Somehow our vent led to the chimney. You should try climbing that sometime. It gets exhausting. Plus, I think a spider crawled down my freaking shirt. We ended on the roof to our little cross dresser of a friend, Tyler.

"Tyler," I hissed. "What are you doing?"

"Having fun!" he said. "Watch." He pulled out his water gun—water blaster, rather—and sprayed a very bald cop on the head. We could see a drenched cop next to him, Jaime in front of them both. He tried not to laugh.

The two cops started to argue with one another.

"You!
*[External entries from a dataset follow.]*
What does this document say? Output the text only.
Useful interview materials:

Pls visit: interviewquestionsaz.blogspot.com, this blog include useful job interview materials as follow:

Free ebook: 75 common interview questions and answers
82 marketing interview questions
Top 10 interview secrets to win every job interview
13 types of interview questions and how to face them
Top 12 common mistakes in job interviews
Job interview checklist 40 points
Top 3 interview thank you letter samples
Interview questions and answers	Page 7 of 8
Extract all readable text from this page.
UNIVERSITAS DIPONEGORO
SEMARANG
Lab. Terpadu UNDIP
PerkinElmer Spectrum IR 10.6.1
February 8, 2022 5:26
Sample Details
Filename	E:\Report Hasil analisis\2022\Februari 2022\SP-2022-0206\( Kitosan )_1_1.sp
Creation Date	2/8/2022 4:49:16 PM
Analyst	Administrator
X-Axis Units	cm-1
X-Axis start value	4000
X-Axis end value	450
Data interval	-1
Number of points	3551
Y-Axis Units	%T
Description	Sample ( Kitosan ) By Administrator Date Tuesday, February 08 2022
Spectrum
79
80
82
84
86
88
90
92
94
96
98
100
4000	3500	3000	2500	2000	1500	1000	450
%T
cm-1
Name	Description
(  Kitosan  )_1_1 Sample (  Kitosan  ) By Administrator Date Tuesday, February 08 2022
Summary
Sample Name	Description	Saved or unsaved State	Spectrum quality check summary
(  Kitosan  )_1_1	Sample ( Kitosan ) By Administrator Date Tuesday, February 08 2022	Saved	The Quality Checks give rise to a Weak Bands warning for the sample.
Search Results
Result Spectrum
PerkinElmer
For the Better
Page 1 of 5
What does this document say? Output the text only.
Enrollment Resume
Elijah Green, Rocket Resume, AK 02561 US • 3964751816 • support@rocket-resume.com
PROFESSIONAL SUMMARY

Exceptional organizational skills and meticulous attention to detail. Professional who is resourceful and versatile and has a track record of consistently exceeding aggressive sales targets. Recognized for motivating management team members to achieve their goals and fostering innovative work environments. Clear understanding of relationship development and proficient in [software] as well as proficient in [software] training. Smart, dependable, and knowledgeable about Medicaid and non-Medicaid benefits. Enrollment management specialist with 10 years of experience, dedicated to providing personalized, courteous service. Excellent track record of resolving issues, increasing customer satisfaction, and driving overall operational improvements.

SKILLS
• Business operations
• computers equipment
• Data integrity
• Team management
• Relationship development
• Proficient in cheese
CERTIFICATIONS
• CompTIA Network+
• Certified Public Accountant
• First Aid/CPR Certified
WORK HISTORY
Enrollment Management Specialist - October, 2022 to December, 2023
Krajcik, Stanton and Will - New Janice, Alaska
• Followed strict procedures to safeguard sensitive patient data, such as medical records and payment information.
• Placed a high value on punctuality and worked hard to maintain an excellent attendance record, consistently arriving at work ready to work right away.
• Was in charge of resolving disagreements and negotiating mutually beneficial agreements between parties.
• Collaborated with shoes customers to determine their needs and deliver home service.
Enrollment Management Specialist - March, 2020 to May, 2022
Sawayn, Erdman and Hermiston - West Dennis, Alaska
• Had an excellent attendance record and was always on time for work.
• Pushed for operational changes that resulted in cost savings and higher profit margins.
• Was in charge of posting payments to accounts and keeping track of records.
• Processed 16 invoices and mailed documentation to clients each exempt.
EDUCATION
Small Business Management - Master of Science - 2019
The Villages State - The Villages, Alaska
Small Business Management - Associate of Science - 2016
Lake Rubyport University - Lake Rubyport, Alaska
Bateman!" yelled fat bald cop. "Stop spraying me with that prank walkie talkie!"

"I ain't spraying you with it!" tall thin cop yelled, obviously an Oaky. "I'm standing in front of you'n!"

"Don't play dumb with me!"

"I ain't playin'!" When the fat cop rolled his eyes, the other one thought his answer over again. The two got into a fight. Jaime ran off, and we all jumped after him. We ran quite a distance, and could have sworn we had ditched them. But then we heard a call not far behind us…

"Stop!! THEIF!!"

"Crap," I heard Andrew yell. The girls slowed a little and me and Andrew whisked them up so that we were carrying them.

We finally ditched them after running two mules. We were inside a 7-11 store.

"God, Jaime," Andrew said. "What did you do?!"

"I robbed a few stores, maybe a bank or two. It's not the end of the frikkin' world."

"Well, yeah," I continued. "But it could be the end of our world!"

"Can we get some food?" Bailey asked.

"Yeah, I'm hungry!" Tyler said.

"Ladies first!" Cicily argued.

As they started fighting, people started staring. "Guys, I hate to rain on your parade," I said. "But we've got no money!"

"Oh, contraire, my little blonde friend," Jaime said, pulling out a huge wad of cash, and—I can't believe this—a credit card.


Sorry for slamming so much down your throats so quickly, but I had to get the action going ahead of time so that you guys wouldn't get too bored too quickly. So I hope you like!!